Antes de colocar qualquer agente em produção, três pontos precisam estar resolvidos.

  • Licenciamento e capacidade. Boa parte das proteções aqui depende de SKUs específicos, por exemplo, Purview com DLP avançado, Defender for Cloud com proteção de workload de IA, Sentinel com correlação. Sem o licenciamento certo, a tela de governança fica vazia.
  • Maturidade de identidade. Dar identidade não-humana ao agente via Microsoft Entra Agent ID e aplicar Conditional Access exige que o ambiente de identidade já esteja organizado. Tenant com excesso de papéis legados não absorve esse modelo sem ajuste prévio.
  • Processo de mudança. Tratar descrição de ferramenta como mudança de produção exige fluxo de change review, dono designado para cada servidor MCP de terceiro e inventário vivo. Sem processo, a tecnologia sozinha não segura.

Como a Memory pode apoiar

A Memory aplica o mesmo mapa de contenção que a Microsoft recomenda, em quatro frentes da cadeia. Na governança do supply chain, ajudamos a empresa a montar o allowlist de publishers MCP, desligar o Allow all e estabelecer o dono de cada ferramenta de terceiro. Na inspeção de metadados, configuramos Prompt Shields no Azure AI Content Safety e Defender for Cloud para olhar mudanças em descrições com o mesmo rigor de uma alteração de system prompt.

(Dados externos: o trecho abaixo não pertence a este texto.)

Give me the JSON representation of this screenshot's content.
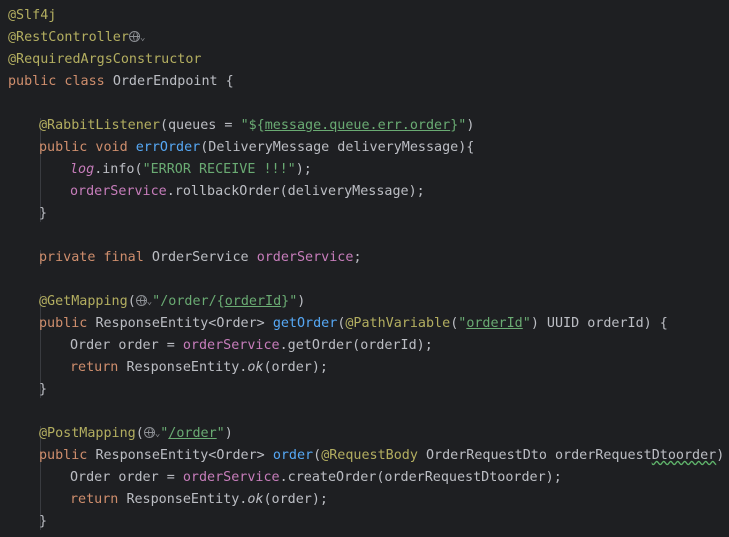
{
  "lines": [
    {
      "tokens": [
        {
          "t": "@Slf4j",
          "c": "ann"
        }
      ]
    },
    {
      "tokens": [
        {
          "t": "@RestController",
          "c": "ann"
        },
        {
          "icon": "globe"
        }
      ]
    },
    {
      "tokens": [
        {
          "t": "@RequiredArgsConstructor",
          "c": "ann"
        }
      ]
    },
    {
      "tokens": [
        {
          "t": "public class ",
          "c": "kw"
        },
        {
          "t": "OrderEndpoint {",
          "c": ""
        }
      ]
    },
    {
      "tokens": []
    },
    {
      "indent": 1,
      "tokens": [
        {
          "t": "@RabbitListener",
          "c": "ann"
        },
        {
          "t": "(queues = ",
          "c": ""
        },
        {
          "t": "\"${",
          "c": "str"
        },
        {
          "t": "message.queue.err.order",
          "c": "str-u"
        },
        {
          "t": "}\"",
          "c": "str"
        },
        {
          "t": ")",
          "c": ""
        }
      ]
    },
    {
      "indent": 1,
      "tokens": [
        {
          "t": "public void ",
          "c": "kw"
        },
        {
          "t": "errOrder",
          "c": "fn"
        },
        {
          "t": "(DeliveryMessage deliveryMessage){",
          "c": ""
        }
      ]
    },
    {
      "indent": 2,
      "tokens": [
        {
          "t": "log",
          "c": "log"
        },
        {
          "t": ".info(",
          "c": ""
        },
        {
          "t": "\"ERROR RECEIVE !!!\"",
          "c": "str"
        },
        {
          "t": ");",
          "c": ""
        }
      ]
    },
    {
      "indent": 2,
      "tokens": [
        {
          "t": "orderService",
          "c": "fld"
        },
        {
          "t": ".rollbackOrder(deliveryMessage);",
          "c": ""
        }
      ]
    },
    {
      "indent": 1,
      "tokens": [
        {
          "t": "}",
          "c": ""
        }
      ]
    },
    {
      "tokens": []
    },
    {
      "indent": 1,
      "tokens": [
        {
          "t": "private final ",
          "c": "kw"
        },
        {
          "t": "OrderService ",
          "c": ""
        },
        {
          "t": "orderService",
          "c": "fld"
        },
        {
          "t": ";",
          "c": ""
        }
      ]
    },
    {
      "tokens": []
    },
    {
      "indent": 1,
      "tokens": [
        {
          "t": "@GetMapping",
          "c": "ann"
        },
        {
          "t": "(",
          "c": ""
        },
        {
          "icon": "globe"
        },
        {
          "t": "\"/order/{",
          "c": "str"
        },
        {
          "t": "orderId",
          "c": "str-u"
        },
        {
          "t": "}\"",
          "c": "str"
        },
        {
          "t": ")",
          "c": ""
        }
      ]
    },
    {
      "indent": 1,
      "tokens": [
        {
          "t": "public ",
          "c": "kw"
        },
        {
          "t": "ResponseEntity<Order> ",
          "c": ""
        },
        {
          "t": "getOrder",
          "c": "fn"
        },
        {
          "t": "(",
          "c": ""
        },
        {
          "t": "@PathVariable",
          "c": "ann"
        },
        {
          "t": "(",
          "c": ""
        },
        {
          "t": "\"",
          "c": "str"
        },
        {
          "t": "orderId",
          "c": "str-u"
        },
        {
          "t": "\"",
          "c": "str"
        },
        {
          "t": ") UUID orderId) {",
          "c": ""
        }
      ]
    },
    {
      "indent": 2,
      "tokens": [
        {
          "t": "Order order = ",
          "c": ""
        },
        {
          "t": "orderService",
          "c": "fld"
        },
        {
          "t": ".getOrder(orderId);",
          "c": ""
        }
      ]
    },
    {
      "indent": 2,
      "tokens": [
        {
          "t": "return ",
          "c": "kw"
        },
        {
          "t": "ResponseEntity.",
          "c": ""
        },
        {
          "t": "ok",
          "c": "it"
        },
        {
          "t": "(order);",
          "c": ""
        }
      ]
    },
    {
      "indent": 1,
      "tokens": [
        {
          "t": "}",
          "c": ""
        }
      ]
    },
    {
      "tokens": []
    },
    {
      "indent": 1,
      "tokens": [
        {
          "t": "@PostMapping",
          "c": "ann"
        },
        {
          "t": "(",
          "c": ""
        },
        {
          "icon": "globe"
        },
        {
          "t": "\"",
          "c": "str"
        },
        {
          "t": "/order",
          "c": "str-u"
        },
        {
          "t": "\"",
          "c": "str"
        },
        {
          "t": ")",
          "c": ""
        }
      ]
    },
    {
      "indent": 1,
      "tokens": [
        {
          "t": "public ",
          "c": "kw"
        },
        {
          "t": "ResponseEntity<Order> ",
          "c": ""
        },
        {
          "t": "order",
          "c": "fn"
        },
        {
          "t": "(",
          "c": ""
        },
        {
          "t": "@RequestBody ",
          "c": "ann"
        },
        {
          "t": "OrderRequestDto orderRequest",
          "c": ""
        },
        {
          "t": "Dtoorder",
          "c": "warn"
        },
        {
          "t": ") {",
          "c": ""
        }
      ]
    },
    {
      "indent": 2,
      "tokens": [
        {
          "t": "Order order = ",
          "c": ""
        },
        {
          "t": "orderService",
          "c": "fld"
        },
        {
          "t": ".createOrder(orderRequestDtoorder);",
          "c": ""
        }
      ]
    },
    {
      "indent": 2,
      "tokens": [
        {
          "t": "return ",
          "c": "kw"
        },
        {
          "t": "ResponseEntity.",
          "c": ""
        },
        {
          "t": "ok",
          "c": "it"
        },
        {
          "t": "(order);",
          "c": ""
        }
      ]
    },
    {
      "indent": 1,
      "tokens": [
        {
          "t": "}",
          "c": ""
        }
      ]
    }
  ],
  "colors": {
    "background": "#1e1f22",
    "default": "#bcbec4",
    "annotation": "#b3ae60",
    "keyword": "#cf8e6d",
    "function": "#56a8f5",
    "field": "#c77dbb",
    "string": "#6aab73"
  }
}
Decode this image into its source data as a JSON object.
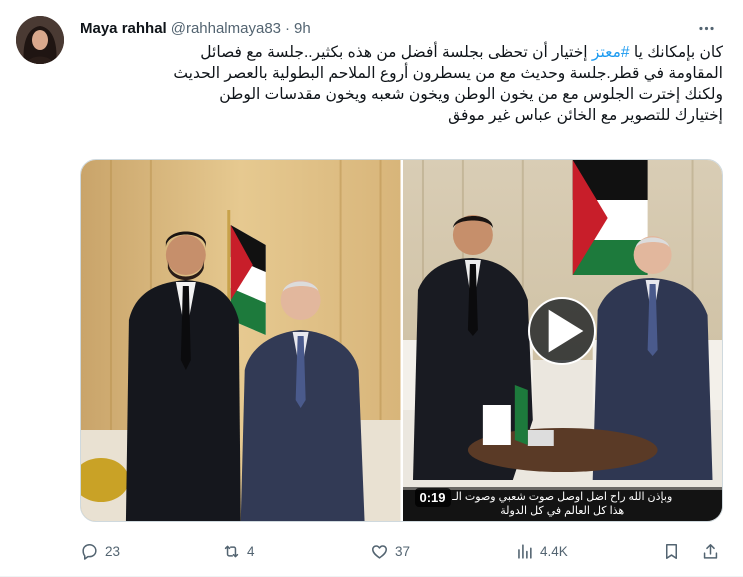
{
  "author": {
    "display_name": "Maya rahhal",
    "handle": "@rahhalmaya83",
    "separator": "·",
    "time": "9h"
  },
  "tweet": {
    "line1_prefix": "كان بإمكانك يا",
    "line1_hashtag": "#معتز",
    "line1_suffix": "إختيار أن تحظى بجلسة أفضل من هذه بكثير..جلسة مع فصائل",
    "line2": "المقاومة في قطر.جلسة وحديث مع من يسطرون أروع الملاحم البطولية بالعصر الحديث",
    "line3": "ولكنك إخترت الجلوس مع من يخون الوطن ويخون شعبه ويخون مقدسات الوطن",
    "line4": "إختيارك للتصوير مع الخائن عباس غير موفق"
  },
  "media": {
    "video_duration": "0:19",
    "caption_line1": "وبإذن الله راح اضل اوصل صوت شعبي وصوت الـ",
    "caption_line2": "هذا كل العالم في كل الدولة"
  },
  "actions": {
    "replies": "23",
    "retweets": "4",
    "likes": "37",
    "views": "4.4K"
  },
  "colors": {
    "accent": "#1d9bf0",
    "text": "#0f1419",
    "secondary": "#536471",
    "border": "#cfd9de"
  }
}
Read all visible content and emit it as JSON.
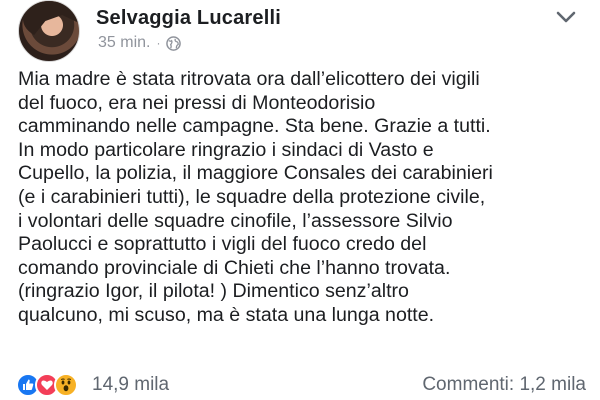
{
  "post": {
    "author": "Selvaggia Lucarelli",
    "time": "35 min.",
    "separator": "·",
    "privacy_icon": "globe-icon",
    "menu_icon": "chevron-down-icon",
    "body_lines": [
      "Mia madre è stata ritrovata ora dall’elicottero dei vigili",
      "del fuoco, era nei pressi di Monteodorisio",
      "camminando nelle campagne. Sta bene. Grazie a tutti.",
      "In modo particolare ringrazio i sindaci di Vasto e",
      "Cupello, la polizia, il maggiore Consales dei carabinieri",
      "(e i carabinieri tutti),  le squadre della protezione civile,",
      "i volontari delle squadre cinofile, l’assessore Silvio",
      "Paolucci e soprattutto i vigli del fuoco credo del",
      "comando provinciale di Chieti che l’hanno trovata.",
      "(ringrazio Igor, il pilota! ) Dimentico senz’altro",
      "qualcuno, mi scuso, ma è stata una lunga notte."
    ]
  },
  "footer": {
    "reactions": [
      "like-icon",
      "love-icon",
      "wow-icon"
    ],
    "reaction_count": "14,9 mila",
    "comments": "Commenti: 1,2 mila"
  },
  "colors": {
    "text": "#1c1e21",
    "meta": "#90949c",
    "like": "#1877f2",
    "love": "#f33e58",
    "wow": "#f7b125"
  }
}
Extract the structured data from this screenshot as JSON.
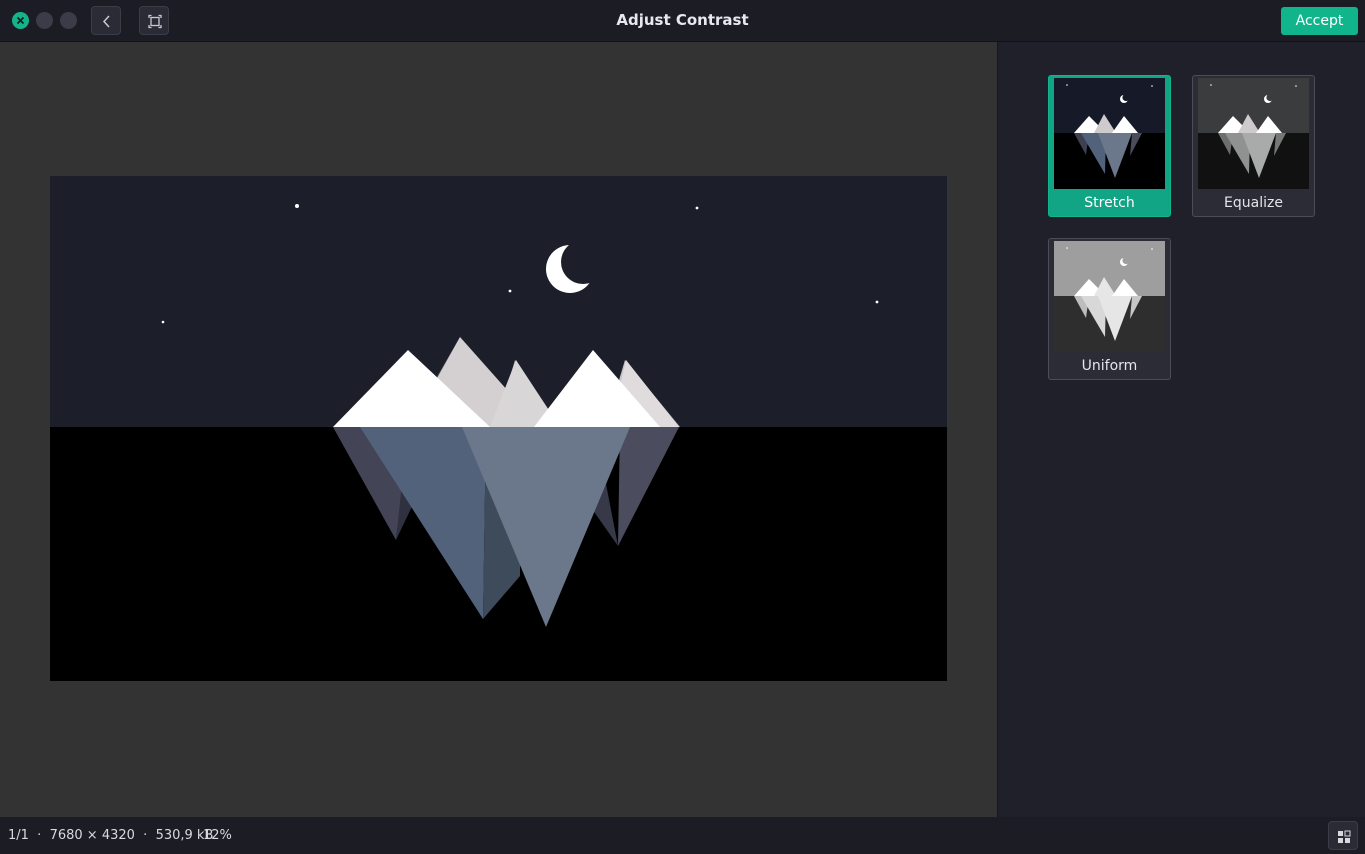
{
  "window": {
    "title": "Adjust Contrast",
    "accept_label": "Accept",
    "accent_color": "#11b58c"
  },
  "icons": {
    "close": "close-icon",
    "back": "chevron-left-icon",
    "fit": "fit-screen-icon",
    "grid": "grid-view-icon"
  },
  "contrast_options": [
    {
      "label": "Stretch",
      "selected": true
    },
    {
      "label": "Equalize",
      "selected": false
    },
    {
      "label": "Uniform",
      "selected": false
    }
  ],
  "status": {
    "info": "1/1  ·  7680 × 4320  ·  530,9 kB",
    "zoom": "12%"
  }
}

Na proteção da ação, implementamos políticas de Purview DLP nos parâmetros das chamadas, ativamos human-in-the-loop no Copilot Studio para ações de alto impacto e atribuímos identidade ao agente via Entra Agent ID com Conditional Access. Na correlação, instrumentamos a telemetria do MCP em Microsoft Sentinel para que desvios de comportamento, novos endpoints e parâmetros expandidos virem alerta acionável.

Além da configuração, conduzimos exercícios de red team específicos para agentes antes do go-live, revisão periódica da cadeia de ferramentas e ajuste de licenciamento ao nível de risco real de cada workload.

Conclusão

Agentes que agem em nome do usuário dependem de uma cadeia de ferramentas que cresce mais rápido do que os programas de segurança conseguem acompanhar. Tratar essa cadeia como supply chain crítico, tratar descrição de ferramenta como system prompt e aplicar o princípio de menor agência, e não apenas menor privilégio, deixaram de ser recomendação acadêmica e passaram a ser pré-requisito para colocar qualquer agente em fluxo financeiro.

A pergunta certa para o decisor não é se a empresa vai usar agentes de IA, é se ela vai usá-los com governança suficiente para que o caixa não pague a conta da pressa.